Temperature and Pressure Effects on Lattice Properties of Pure C60 Solid

TL;DR

This paper uses an atom-atom potential model to analyze how temperature and pressure influence the lattice, structural, and thermodynamic properties of pure C60 solid, validating the model against experimental data.

Contribution

It demonstrates that an improved potential model can accurately predict various properties of C60 solid under different conditions, confirming its validity without modifications.

Findings

The model reproduces bulk modulus and lattice structure accurately.

Thermal expansion and phonon frequency shifts match experimental trends.
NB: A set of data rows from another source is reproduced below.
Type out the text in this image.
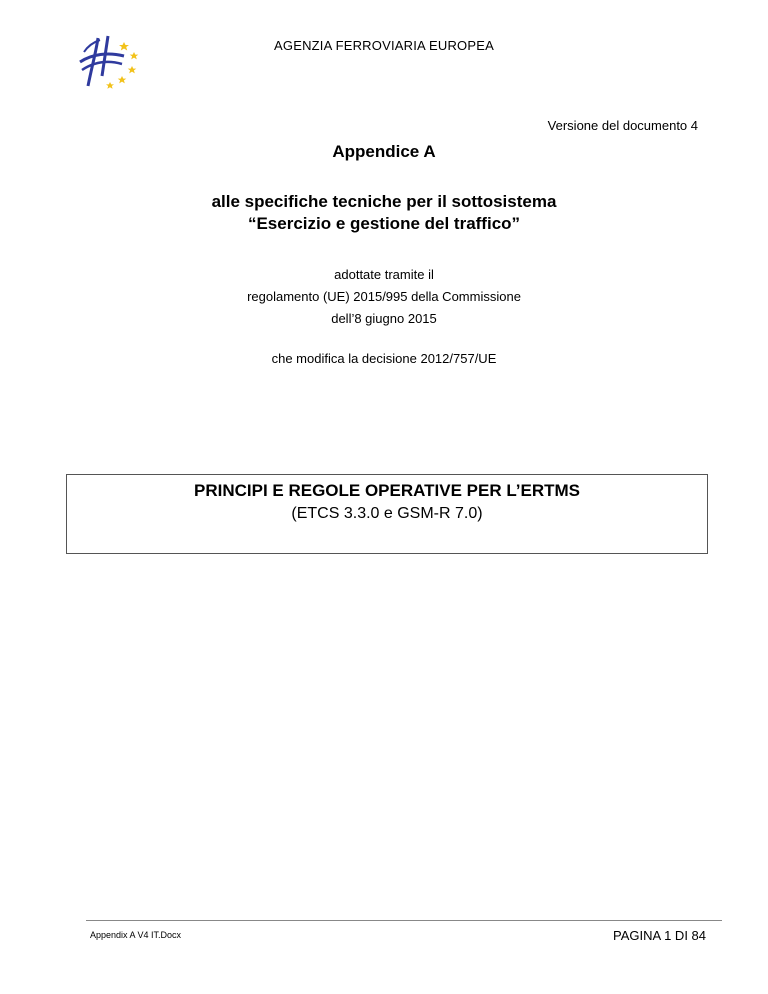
AGENZIA FERROVIARIA EUROPEA
Versione del documento 4
Appendice A
alle specifiche tecniche per il sottosistema
“Esercizio e gestione del traffico”
adottate tramite il
regolamento (UE) 2015/995 della Commissione
dell’8 giugno 2015
che modifica la decisione 2012/757/UE
PRINCIPI E REGOLE OPERATIVE PER L’ERTMS
(ETCS 3.3.0 e GSM-R 7.0)
Appendix A V4 IT.Docx	PAGINA 1 DI 84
The potential serves as a basis for studying doped and polymerized C60 systems.

Abstract

A simple model based on atom-atom potential has been used to calculate various bulk, structural and thermodynamic properties of pure C_{60} solid by including implicit anharmonicity. The pressure and temperature dependent properties such as bulk modulus, lattice and orientational structure, thermal expansion, phonon frequency shift, Gruneisen parameters, heat capacity and entropy have been calculated and compared with available data. Though results for some of these properties have been calculated earlier, using improved potential models to suit C60 solid, this paper ascertains the extent of validity of a potential used successfully in the past explaining the observed properties of aromatic hydrocarbons. The same potential used without modification does reproduce, barring orientational absolute minimum configuration, broadly, all the other calculated properties to similar degree of accuracy. It thus provides a platform to include additional terms for interpreting properties of doped C60 solids and polymerized C60 systems.